Des centaines d’heures de travail
Pour ses sculptures, Nicolas utilise un chocolat classique. Afin de lui donner la forme souhaitée, il le façonne comme de l’argile, « de l’intérieur vers l’extérieur ». Les outils utilisés pour les finitions sont ceux d’un sculpteur. Certaines pièces sont issues d’un travail à quatre mains, comme pour le buste, fruit d’une collaboration avec une maquettiste de la manufacture Lalique. « Cette pièce a représenté une centaine d’heures de travail, la tête de cheval une trentaine ; mais je ne compte pas vraiment, je le fais en mode passion », souligne cet amateur d’art, admirateur du peintre Kandinsky.
Les sculptures sont conservées sous cloche, pour en réguler la chaleur et l’humidité. « J’ai un peu restauré récemment le buste, l’odeur était toujours présente alors qu’il a trois ans. Généralement, au bout de six mois l’odeur typique du chocolat disparaît, le goût au bout de trois ans », précise-t-il.

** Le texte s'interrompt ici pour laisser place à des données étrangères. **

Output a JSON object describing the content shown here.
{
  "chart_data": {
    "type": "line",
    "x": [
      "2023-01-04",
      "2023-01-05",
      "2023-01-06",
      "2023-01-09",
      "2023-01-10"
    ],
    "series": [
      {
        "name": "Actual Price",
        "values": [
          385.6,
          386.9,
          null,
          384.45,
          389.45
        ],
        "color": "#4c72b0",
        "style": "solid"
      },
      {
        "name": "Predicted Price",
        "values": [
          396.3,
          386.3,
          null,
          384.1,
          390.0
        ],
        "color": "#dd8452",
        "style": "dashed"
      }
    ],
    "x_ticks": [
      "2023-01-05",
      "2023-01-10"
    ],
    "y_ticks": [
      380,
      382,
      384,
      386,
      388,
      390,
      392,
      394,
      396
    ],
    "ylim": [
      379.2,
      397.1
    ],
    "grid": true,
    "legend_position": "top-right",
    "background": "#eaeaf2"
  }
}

Proche de la nature, le chef pâtissier est également vigilant sur ses pratiques en cuisine. Pendant le confinement, il a passé du temps avec ses enfants et compris l’importance de faire passer le message du respect de l’environnement. « Nous avons mis en place de nouvelles pratiques, précise-t-il. Nous réutilisons certaines parties des fruits, des végétaux, jusqu’ici jetées. Les épluchures de pommes et de cerises servent à faire des infusions, les noyaux concassés permettent de donner un parfum d’amande. » De la créativité, même dans le déchet !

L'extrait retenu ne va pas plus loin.